OpenAI bot accused of launching DDoS attacks on small e-commerce websites and stealing data - AI Articles

Author：Eve Cole Update Time：2025-02-19 12:16:01

Recently, Oleksandr Tomchuk, CEO of Trilegangers, received an emergency alert saying his company's e-commerce website was suddenly paralyzed. After an in-depth investigation, he found that the root of the problem lies in an OpenAI robot that is relentlessly crawling the content of its entire website. Trilegangers’ website has over 65,000 products, each with detailed pages and at least three images. OpenAI's robot sent tens of thousands of server requests to try to download everything, including hundreds of thousands of images and their descriptions.

Tomchuk pointed out that OpenAI's crawler has had a serious impact on the website, almost equivalent to a distributed denial of service (DDoS) attack. Trilegangers’ main business is to provide 3D object files and images to 3D artists, video game developers, and other users who need to digitally reproduce real human characteristics. These documents include detailed scan data from the hands to the hair, the skin and the whole body.
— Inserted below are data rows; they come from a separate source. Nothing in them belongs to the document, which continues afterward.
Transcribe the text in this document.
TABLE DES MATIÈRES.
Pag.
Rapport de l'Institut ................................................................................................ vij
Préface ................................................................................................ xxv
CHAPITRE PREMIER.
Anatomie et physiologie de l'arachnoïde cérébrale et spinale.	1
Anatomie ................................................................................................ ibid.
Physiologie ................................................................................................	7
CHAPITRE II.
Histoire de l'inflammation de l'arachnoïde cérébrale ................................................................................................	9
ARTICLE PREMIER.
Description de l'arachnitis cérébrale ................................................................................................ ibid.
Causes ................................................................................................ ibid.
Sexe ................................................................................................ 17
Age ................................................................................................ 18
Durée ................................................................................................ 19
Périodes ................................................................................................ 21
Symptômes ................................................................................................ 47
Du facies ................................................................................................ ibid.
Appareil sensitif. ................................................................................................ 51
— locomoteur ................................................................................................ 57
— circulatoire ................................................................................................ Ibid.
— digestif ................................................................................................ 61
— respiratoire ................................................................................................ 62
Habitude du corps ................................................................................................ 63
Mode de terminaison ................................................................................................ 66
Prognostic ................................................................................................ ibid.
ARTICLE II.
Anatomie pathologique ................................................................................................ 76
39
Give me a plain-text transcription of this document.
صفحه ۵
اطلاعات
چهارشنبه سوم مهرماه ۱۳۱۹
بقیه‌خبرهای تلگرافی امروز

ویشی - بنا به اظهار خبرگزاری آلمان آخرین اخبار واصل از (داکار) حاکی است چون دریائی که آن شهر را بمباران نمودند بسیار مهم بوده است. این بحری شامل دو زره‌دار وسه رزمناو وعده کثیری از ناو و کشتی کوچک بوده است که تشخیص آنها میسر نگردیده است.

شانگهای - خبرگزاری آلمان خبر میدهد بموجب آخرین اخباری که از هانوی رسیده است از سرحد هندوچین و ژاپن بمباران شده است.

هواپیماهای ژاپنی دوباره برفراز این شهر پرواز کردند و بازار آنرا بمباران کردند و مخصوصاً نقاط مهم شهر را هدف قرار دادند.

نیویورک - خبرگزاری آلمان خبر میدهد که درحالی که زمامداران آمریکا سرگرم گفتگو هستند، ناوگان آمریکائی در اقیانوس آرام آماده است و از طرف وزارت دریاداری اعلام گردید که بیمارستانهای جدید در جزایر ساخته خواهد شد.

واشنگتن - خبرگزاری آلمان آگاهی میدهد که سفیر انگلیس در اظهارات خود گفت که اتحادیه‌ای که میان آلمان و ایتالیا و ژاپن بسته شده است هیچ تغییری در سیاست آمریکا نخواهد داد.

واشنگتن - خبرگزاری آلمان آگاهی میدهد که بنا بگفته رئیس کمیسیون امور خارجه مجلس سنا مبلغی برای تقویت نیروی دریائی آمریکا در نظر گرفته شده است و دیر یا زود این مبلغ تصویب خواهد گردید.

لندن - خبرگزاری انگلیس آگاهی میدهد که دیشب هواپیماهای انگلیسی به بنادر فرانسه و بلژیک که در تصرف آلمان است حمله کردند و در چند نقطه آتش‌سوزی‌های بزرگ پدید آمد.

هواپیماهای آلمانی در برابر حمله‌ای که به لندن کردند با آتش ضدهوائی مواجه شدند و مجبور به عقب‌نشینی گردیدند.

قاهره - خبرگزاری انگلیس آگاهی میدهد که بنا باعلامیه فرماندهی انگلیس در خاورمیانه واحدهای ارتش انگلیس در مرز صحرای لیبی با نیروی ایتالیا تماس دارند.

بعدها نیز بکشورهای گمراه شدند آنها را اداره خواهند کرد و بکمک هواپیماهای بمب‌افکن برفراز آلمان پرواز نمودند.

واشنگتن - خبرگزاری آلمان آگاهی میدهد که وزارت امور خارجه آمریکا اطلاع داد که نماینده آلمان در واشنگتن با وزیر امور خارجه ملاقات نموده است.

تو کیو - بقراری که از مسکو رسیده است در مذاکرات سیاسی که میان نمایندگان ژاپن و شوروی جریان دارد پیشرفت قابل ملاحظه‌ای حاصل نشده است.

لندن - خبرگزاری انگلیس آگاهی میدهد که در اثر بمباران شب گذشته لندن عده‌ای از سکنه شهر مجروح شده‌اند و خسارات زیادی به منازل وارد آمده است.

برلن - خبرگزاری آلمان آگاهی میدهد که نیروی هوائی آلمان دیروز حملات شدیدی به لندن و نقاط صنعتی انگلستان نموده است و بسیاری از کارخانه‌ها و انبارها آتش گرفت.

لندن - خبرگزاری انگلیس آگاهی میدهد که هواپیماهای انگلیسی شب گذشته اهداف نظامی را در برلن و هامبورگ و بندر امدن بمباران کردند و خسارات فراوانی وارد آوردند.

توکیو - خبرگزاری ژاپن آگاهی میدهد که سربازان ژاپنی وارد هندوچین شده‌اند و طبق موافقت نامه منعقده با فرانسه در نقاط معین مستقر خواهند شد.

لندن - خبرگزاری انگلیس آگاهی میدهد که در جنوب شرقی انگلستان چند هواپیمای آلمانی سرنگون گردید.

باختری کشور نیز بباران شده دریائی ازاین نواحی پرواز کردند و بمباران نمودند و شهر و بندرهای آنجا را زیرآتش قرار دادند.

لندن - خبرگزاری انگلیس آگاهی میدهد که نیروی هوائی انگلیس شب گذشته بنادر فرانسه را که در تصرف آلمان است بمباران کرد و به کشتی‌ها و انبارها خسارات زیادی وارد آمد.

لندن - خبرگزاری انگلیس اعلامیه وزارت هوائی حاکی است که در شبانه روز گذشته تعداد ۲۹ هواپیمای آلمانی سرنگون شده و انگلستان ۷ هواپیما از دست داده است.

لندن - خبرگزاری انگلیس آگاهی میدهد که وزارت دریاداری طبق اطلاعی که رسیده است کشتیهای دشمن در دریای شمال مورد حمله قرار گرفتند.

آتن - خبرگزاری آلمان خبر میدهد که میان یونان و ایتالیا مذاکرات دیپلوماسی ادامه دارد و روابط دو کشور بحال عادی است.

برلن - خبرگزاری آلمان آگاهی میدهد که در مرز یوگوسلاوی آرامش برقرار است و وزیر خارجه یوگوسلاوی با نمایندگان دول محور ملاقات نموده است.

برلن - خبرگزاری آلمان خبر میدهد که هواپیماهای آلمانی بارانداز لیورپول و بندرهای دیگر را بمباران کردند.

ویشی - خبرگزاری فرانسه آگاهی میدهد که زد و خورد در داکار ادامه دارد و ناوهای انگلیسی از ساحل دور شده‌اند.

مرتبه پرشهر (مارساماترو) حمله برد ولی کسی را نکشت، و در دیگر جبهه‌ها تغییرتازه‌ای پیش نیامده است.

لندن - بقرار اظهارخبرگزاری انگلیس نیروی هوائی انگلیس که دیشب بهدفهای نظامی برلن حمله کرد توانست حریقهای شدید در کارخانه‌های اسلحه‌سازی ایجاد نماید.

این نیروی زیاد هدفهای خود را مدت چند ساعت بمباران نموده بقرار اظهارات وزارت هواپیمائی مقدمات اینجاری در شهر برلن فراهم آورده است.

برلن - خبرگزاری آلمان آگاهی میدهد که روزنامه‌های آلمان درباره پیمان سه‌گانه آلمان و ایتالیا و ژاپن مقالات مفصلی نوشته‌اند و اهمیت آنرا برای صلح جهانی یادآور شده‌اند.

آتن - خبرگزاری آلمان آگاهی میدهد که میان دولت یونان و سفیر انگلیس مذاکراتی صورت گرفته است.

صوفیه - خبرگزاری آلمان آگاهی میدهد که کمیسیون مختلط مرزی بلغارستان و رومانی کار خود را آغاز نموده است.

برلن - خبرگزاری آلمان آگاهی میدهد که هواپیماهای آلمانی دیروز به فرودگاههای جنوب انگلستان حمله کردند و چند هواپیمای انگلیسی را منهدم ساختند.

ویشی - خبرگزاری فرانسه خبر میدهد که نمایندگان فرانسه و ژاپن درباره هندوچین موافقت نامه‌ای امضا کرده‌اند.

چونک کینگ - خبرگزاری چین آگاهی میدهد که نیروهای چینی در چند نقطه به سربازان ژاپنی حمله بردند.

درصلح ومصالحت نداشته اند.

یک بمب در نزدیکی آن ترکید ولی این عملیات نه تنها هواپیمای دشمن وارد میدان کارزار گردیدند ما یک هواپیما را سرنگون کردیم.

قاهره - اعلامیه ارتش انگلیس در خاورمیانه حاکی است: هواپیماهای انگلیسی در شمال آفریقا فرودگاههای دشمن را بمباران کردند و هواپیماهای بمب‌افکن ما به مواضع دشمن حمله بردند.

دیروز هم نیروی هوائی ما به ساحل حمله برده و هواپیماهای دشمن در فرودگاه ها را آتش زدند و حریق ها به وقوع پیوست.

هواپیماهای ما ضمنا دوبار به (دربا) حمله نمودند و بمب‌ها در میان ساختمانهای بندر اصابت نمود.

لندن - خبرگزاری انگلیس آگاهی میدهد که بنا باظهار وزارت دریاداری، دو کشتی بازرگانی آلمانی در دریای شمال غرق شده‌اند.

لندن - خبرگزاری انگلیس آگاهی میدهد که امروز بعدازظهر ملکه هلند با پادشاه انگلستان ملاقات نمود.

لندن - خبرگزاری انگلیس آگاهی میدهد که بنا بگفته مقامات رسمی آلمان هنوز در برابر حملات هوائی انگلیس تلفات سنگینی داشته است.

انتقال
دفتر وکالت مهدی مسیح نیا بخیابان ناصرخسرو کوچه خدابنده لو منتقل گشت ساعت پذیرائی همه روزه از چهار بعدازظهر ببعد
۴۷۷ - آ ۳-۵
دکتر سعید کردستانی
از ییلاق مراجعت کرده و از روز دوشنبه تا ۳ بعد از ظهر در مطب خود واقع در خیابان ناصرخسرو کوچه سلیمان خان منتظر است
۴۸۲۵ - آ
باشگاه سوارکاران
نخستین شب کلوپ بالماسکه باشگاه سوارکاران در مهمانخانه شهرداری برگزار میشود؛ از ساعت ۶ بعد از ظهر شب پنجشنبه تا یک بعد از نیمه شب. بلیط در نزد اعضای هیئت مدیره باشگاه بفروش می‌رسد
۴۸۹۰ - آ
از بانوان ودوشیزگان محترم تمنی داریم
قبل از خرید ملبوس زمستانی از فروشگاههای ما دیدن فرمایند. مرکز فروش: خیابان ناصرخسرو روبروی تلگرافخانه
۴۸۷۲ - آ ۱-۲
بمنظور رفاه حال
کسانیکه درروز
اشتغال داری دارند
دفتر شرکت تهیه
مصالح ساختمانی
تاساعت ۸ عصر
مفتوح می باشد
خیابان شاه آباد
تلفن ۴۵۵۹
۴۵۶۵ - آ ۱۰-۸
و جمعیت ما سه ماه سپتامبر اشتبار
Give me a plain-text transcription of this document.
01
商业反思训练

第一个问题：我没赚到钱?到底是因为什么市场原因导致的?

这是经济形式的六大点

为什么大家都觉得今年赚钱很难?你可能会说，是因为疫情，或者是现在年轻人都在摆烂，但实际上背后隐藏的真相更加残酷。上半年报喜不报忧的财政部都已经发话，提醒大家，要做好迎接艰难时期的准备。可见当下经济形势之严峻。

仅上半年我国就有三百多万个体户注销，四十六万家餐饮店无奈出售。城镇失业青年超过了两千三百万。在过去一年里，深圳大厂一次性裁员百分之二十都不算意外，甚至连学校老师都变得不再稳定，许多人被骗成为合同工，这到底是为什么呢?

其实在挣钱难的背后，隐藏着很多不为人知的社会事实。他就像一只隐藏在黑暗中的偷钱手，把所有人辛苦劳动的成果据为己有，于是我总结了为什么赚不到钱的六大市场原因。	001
Trilegangers’ website is at the heart of its business. The company has spent more than a decade building the largest "human digital stand-alone" database on the network, all from 3D scans of real human bodies. Tomchuk’s team is headquartered in Ukraine, but has also been licensed in Tampa, Florida, USA. Although there is a Terms of Service page on the website that explicitly prohibits unauthorized robot crawling, this has not effectively blocked OpenAI's robots.

In order to effectively prevent robot crawling, the website must correctly configure the robot.txt file. The tags in this file can clearly tell OpenAI's GPTBot not to visit the website. Robot.txt, also known as the bot exclusion protocol, is designed to inform search engines what content should not be indexed. OpenAI said on its official page that it respects the files when the website is configured with tags that are prohibited from crawling, but also warns that its robot may take up to 24 hours to recognize the updated robot.txt file.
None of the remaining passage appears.